Le breton est donc une langue maternelle, pour ceux d’entre nous qui ont le plus de chance, ou une langue de coeur pour ceux qui se sont donnés la peine de l’apprendre, ou encore pour la majorité des autres une langue pour laquelle ils ont beaucoup d’affection et de respect. Combien de fois n’ai je pas entendu des gens s’excuser de ne pouvoir s’exprimer dans notre langue ! Ce n’est pourtant pas à eux de ressentir de la honte. On ne peut tout de même pas leur imputer les fautes qui ont été commises dans le passé. Toutefois les adultes peuvent maintenant apprendre le breton grâce aux cours du soir et aux divers stages qui existent un peu partout sur le territoire. Avec l’école et les media la langue bretonne est aussi présente sur le terrain économique. C’est une bonne chose. Elle reste la langue du coeur, et pour certains elle devient langue de vie, parfois langue économique et sociale quand celle ci leur permet de trouver un travail.

La langue bretonne est chez nous une langue affective parce qu’elle est intimement liée à la mémoire collective. Pour certains qui ont appris la langue sur le tard, elle peut parfois être la langue d’une personne aimée : un père, une mère, un grand-père, une grand-mère, un voisin, ou même un enseignant. On retrouve de nouveau le lien affectif. Cela explique pourquoi on entend si souvent «Chez moi on dit ceci ou cela». Tant et si bien que certains ont inventé le mot badum («chez moi») pour faire référence aux parlers très locaux et les opposer ainsi à la langue telle qu’on doit l’écrire. Sans emprunter cette fausse route il existe un réel problème en basse Bretagne dont il faudra tenir compte si on veut sauver la langue bretonne et préserver sa richesse et ses qualités, ne serait-ce que l’accent qui lui est propre. Chacun à sa façon détient autant que les autres le «vrai» breton et enrichit le «capital» de mots et d’expressions que l’on retrouve ensuite dans les dictionnaires. On doit se souvenir de cela lorsqu’on accompagne le breton vers l’avenir. Gardons une certaine souplesse qui se révèlera plus tard être une vraie richesse.

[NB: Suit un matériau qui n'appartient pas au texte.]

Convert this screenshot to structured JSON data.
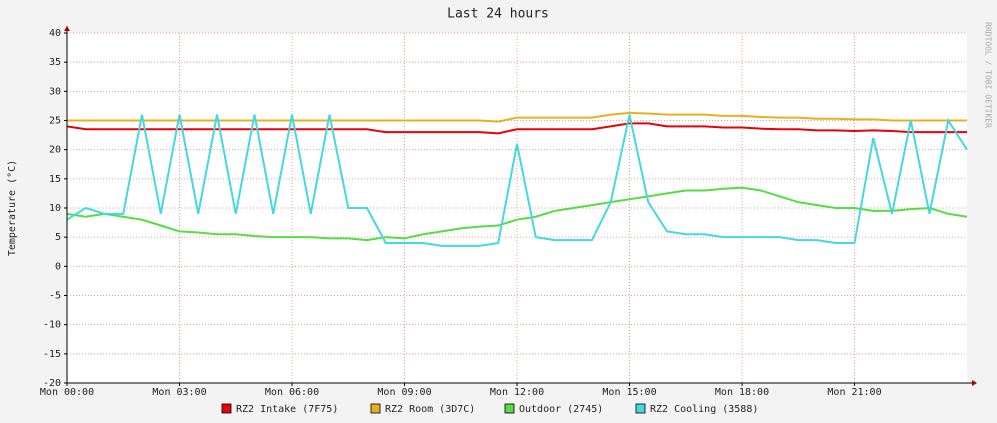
{
  "chart_data": {
    "type": "line",
    "title": "Last 24 hours",
    "y_label": "Temperature (°C)",
    "watermark": "RRDTOOL / TOBI OETIKER",
    "grid": true,
    "xlim": [
      0,
      24
    ],
    "xticks": [
      {
        "value": 0,
        "label": "Mon 00:00"
      },
      {
        "value": 3,
        "label": "Mon 03:00"
      },
      {
        "value": 6,
        "label": "Mon 06:00"
      },
      {
        "value": 9,
        "label": "Mon 09:00"
      },
      {
        "value": 12,
        "label": "Mon 12:00"
      },
      {
        "value": 15,
        "label": "Mon 15:00"
      },
      {
        "value": 18,
        "label": "Mon 18:00"
      },
      {
        "value": 21,
        "label": "Mon 21:00"
      }
    ],
    "ylim": [
      -20,
      40
    ],
    "yticks": [
      -20,
      -15,
      -10,
      -5,
      0,
      5,
      10,
      15,
      20,
      25,
      30,
      35,
      40
    ],
    "x": [
      0,
      0.5,
      1,
      1.5,
      2,
      2.5,
      3,
      3.5,
      4,
      4.5,
      5,
      5.5,
      6,
      6.5,
      7,
      7.5,
      8,
      8.5,
      9,
      9.5,
      10,
      10.5,
      11,
      11.5,
      12,
      12.5,
      13,
      13.5,
      14,
      14.5,
      15,
      15.5,
      16,
      16.5,
      17,
      17.5,
      18,
      18.5,
      19,
      19.5,
      20,
      20.5,
      21,
      21.5,
      22,
      22.5,
      23,
      23.5,
      24
    ],
    "series": [
      {
        "name": "RZ2 Intake (7F75)",
        "color": "#e8000b",
        "values": [
          24,
          23.5,
          23.5,
          23.5,
          23.5,
          23.5,
          23.5,
          23.5,
          23.5,
          23.5,
          23.5,
          23.5,
          23.5,
          23.5,
          23.5,
          23.5,
          23.5,
          23,
          23,
          23,
          23,
          23,
          23,
          22.8,
          23.5,
          23.5,
          23.5,
          23.5,
          23.5,
          24,
          24.5,
          24.5,
          24,
          24,
          24,
          23.8,
          23.8,
          23.6,
          23.5,
          23.5,
          23.3,
          23.3,
          23.2,
          23.3,
          23.2,
          23,
          23,
          23,
          23
        ]
      },
      {
        "name": "RZ2 Room (3D7C)",
        "color": "#e8b020",
        "values": [
          25,
          25,
          25,
          25,
          25,
          25,
          25,
          25,
          25,
          25,
          25,
          25,
          25,
          25,
          25,
          25,
          25,
          25,
          25,
          25,
          25,
          25,
          25,
          24.8,
          25.5,
          25.5,
          25.5,
          25.5,
          25.5,
          26,
          26.3,
          26.2,
          26,
          26,
          26,
          25.8,
          25.8,
          25.6,
          25.5,
          25.5,
          25.3,
          25.3,
          25.2,
          25.2,
          25,
          25,
          25,
          25,
          25
        ]
      },
      {
        "name": "Outdoor (2745)",
        "color": "#55dd44",
        "values": [
          9,
          8.5,
          9,
          8.5,
          8,
          7,
          6,
          5.8,
          5.5,
          5.5,
          5.2,
          5,
          5,
          5,
          4.8,
          4.8,
          4.5,
          5,
          4.8,
          5.5,
          6,
          6.5,
          6.8,
          7,
          8,
          8.5,
          9.5,
          10,
          10.5,
          11,
          11.5,
          12,
          12.5,
          13,
          13,
          13.3,
          13.5,
          13,
          12,
          11,
          10.5,
          10,
          10,
          9.5,
          9.5,
          9.8,
          10,
          9,
          8.5
        ]
      },
      {
        "name": "RZ2 Cooling (3588)",
        "color": "#44d8e0",
        "values": [
          8,
          10,
          9,
          9,
          26,
          9,
          26,
          9,
          26,
          9,
          26,
          9,
          26,
          9,
          26,
          10,
          10,
          4,
          4,
          4,
          3.5,
          3.5,
          3.5,
          4,
          21,
          5,
          4.5,
          4.5,
          4.5,
          11,
          26,
          11,
          6,
          5.5,
          5.5,
          5,
          5,
          5,
          5,
          4.5,
          4.5,
          4,
          4,
          22,
          9,
          25,
          9,
          25,
          20
        ]
      }
    ]
  }
}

Prenons l’exemple du mot «limace». Il existe deux mots en breton pour cet animal. Un quart des bretonnants, en pays de Vannes principalement, utilise le mot maligorn, qui vient directement du français ou du gallo, alors que les trois autres quarts emploient le terme melc’hwedenn ! Allez donc dire aux Vannetais qu’ils se trompent lorsqu’ils utilisent maligorn, ou aux Cornouaillais, Léonards, Trégorrois et habitants du Goélo qu’ils ne devraient pas employer le mot melc’hwedenn. N’imposons pas à tous d’utiliser un terme ou un autre. Laissons à chacun la liberté d’utiliser les mots qu’il souhaite. A ceux qui s’efforcent d’unifier la langue de respecter cela lorsqu’ils travaillent sur leurs lexiques.

Qu’importe-t-il qu’il y ait deux mots pour «limace» ? Cela dénoterait-il une faiblesse ? Non. C’est une bonne chose au contraire quand on y réfléchit bien. Pourquoi n’utiliserait-on pas l’un ou l’autre des mots suivant l’endroit où on se trouve ? Est-ce que cela nuirait à la langue ? Sûrement pas. Il ne faut pas se rendre malade à vouloir unifier à tout prix. Unifier le vocabulaire à l’extrême signifierait pour moi appauvrir et briser le lien affectif que chacun a avec sa langue. A l’opposé, unifier l’écriture me semble enrichir la langue car elle permet à tous les bretonnants de pouvoir échanger entre eux. N’est-ce pas aux intéressés eux-mêmes, par l’utilisation qu’ils feront de la langue, de choisir quel mot utiliser ?

C’est l’envie de le parler et le coeur qui nous lient à cette langue et qui lui donneront un avenir.